Report illustrates animal welfare progress in UK

The government has made considerable progress on improving animal welfare in the UK, according to its five-year progress report.

Commissioned by the Inter-Ministerial Group on International Animal Welfare the report – The Government’s 5 Year Progress Report on International Animal Welfare – summarises how the UK has contributed to improvements in welfare standards in the past five years.

“Animal welfare is an increasing concern amongst the general public, who frequently look to government to take the lead in both maintaining and improving standards. As an internationally acknowledged exemplar of expertise and good practice, it is important that the UK plays an active role globally too,” First Secretary of State William Hague wrote in the report.

As the report states, the government has made significant progress in tackling the growth in the Illegal Wildlife Trade (IWT); reducing the unnecessary use of animals in research internationally; sharing UK expertise to improve animal wellbeing; pressing for higher animal welfare standards in Europe and beyond; and safeguarding farm animal welfare protection in International Financial Institution (IFI) funding.

On sharing UK expertise, the report congratulated the work of Bpex and Eblex in strengthening export market relationships. The report said levy boards were continuing to develop strong relationships with their export markets, through the exchange of expertise in a range of areas (including animal welfare) and this is set to continue as competition for worldwide sales intensifies.
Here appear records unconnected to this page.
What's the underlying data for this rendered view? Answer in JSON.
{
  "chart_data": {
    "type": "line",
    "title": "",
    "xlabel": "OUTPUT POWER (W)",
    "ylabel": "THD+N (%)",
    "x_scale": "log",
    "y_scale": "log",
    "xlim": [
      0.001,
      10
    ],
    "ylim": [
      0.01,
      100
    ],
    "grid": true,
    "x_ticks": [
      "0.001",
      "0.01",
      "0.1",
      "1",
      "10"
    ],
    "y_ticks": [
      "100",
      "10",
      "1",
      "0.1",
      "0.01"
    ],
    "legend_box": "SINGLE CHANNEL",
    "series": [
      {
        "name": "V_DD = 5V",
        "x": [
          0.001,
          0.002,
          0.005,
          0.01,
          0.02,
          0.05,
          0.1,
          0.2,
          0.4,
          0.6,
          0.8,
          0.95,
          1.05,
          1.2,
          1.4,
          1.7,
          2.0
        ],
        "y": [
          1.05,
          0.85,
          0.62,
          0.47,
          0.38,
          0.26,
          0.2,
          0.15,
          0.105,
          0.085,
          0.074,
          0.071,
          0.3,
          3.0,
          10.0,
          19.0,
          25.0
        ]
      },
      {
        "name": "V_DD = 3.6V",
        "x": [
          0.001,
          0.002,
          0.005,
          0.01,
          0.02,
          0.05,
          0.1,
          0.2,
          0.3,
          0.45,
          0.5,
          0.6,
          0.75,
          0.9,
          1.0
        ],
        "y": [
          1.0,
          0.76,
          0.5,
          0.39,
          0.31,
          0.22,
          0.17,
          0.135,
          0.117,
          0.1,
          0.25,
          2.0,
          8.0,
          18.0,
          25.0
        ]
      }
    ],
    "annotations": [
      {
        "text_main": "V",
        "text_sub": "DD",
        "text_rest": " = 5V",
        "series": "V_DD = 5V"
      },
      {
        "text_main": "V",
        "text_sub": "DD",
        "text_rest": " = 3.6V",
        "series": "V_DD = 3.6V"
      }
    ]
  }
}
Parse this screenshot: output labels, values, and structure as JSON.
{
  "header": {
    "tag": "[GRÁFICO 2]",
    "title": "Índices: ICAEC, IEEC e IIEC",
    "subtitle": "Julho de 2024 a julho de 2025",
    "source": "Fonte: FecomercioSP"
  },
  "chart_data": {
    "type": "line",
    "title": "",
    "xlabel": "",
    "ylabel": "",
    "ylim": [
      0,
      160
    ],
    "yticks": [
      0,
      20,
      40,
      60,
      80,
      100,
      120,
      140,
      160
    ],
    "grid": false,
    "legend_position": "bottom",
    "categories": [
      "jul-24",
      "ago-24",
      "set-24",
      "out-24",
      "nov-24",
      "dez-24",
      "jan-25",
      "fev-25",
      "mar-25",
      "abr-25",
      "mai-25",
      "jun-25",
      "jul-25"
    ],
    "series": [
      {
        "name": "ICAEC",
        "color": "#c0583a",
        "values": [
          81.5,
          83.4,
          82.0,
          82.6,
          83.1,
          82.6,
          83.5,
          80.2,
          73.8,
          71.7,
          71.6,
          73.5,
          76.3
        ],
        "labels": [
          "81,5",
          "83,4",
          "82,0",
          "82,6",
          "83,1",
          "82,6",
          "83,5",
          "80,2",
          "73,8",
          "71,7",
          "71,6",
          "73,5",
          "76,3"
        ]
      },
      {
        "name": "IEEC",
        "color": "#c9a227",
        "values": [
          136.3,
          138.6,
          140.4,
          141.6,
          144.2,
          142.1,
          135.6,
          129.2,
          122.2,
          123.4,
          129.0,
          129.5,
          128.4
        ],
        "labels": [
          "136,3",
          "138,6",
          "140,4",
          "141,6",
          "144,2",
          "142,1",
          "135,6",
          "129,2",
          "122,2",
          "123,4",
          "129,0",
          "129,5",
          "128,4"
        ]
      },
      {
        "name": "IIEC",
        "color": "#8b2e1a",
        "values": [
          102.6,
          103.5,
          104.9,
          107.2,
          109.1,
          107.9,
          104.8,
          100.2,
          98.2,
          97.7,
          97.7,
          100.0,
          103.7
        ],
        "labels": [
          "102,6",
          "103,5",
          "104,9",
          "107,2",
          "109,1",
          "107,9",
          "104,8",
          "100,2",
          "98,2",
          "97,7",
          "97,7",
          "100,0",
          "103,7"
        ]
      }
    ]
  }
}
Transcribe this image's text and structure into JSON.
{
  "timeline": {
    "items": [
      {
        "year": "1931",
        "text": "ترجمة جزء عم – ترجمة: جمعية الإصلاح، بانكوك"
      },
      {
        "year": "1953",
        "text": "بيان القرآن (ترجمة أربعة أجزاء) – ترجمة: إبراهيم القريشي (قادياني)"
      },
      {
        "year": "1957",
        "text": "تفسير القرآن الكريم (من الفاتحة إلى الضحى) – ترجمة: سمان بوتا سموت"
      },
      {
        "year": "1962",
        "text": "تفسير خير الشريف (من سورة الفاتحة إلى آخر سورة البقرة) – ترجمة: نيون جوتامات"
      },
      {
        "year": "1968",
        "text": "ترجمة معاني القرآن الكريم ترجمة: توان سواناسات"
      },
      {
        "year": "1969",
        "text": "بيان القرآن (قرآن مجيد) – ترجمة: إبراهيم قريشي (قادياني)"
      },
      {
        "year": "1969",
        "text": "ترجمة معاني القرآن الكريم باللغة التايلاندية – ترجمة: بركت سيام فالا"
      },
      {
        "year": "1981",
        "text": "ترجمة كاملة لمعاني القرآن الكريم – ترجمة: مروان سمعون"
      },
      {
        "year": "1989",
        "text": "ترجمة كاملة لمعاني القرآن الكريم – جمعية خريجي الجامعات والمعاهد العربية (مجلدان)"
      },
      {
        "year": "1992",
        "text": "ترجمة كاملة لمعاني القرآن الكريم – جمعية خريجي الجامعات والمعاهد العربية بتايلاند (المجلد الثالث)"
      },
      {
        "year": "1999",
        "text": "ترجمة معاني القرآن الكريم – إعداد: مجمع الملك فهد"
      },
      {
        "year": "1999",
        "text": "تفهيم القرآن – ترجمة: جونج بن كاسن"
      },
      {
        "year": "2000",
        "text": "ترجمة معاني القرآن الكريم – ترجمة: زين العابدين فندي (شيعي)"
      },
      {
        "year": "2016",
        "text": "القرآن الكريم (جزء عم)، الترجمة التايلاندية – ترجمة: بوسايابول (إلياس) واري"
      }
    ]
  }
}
It said: “The government has encouraged this and wider collaboration, given that stockmanship is widely recognised as the single most important influence on animal welfare, and thus industry buy-in is critical to the success of any initiative to raise standards.

“Significant increases in UK exports of pork, beef and lamb in recent years have been achieved, partly at least, as a result of our reputation for a high-quality product (underpinned by robust animal health and welfare standards).”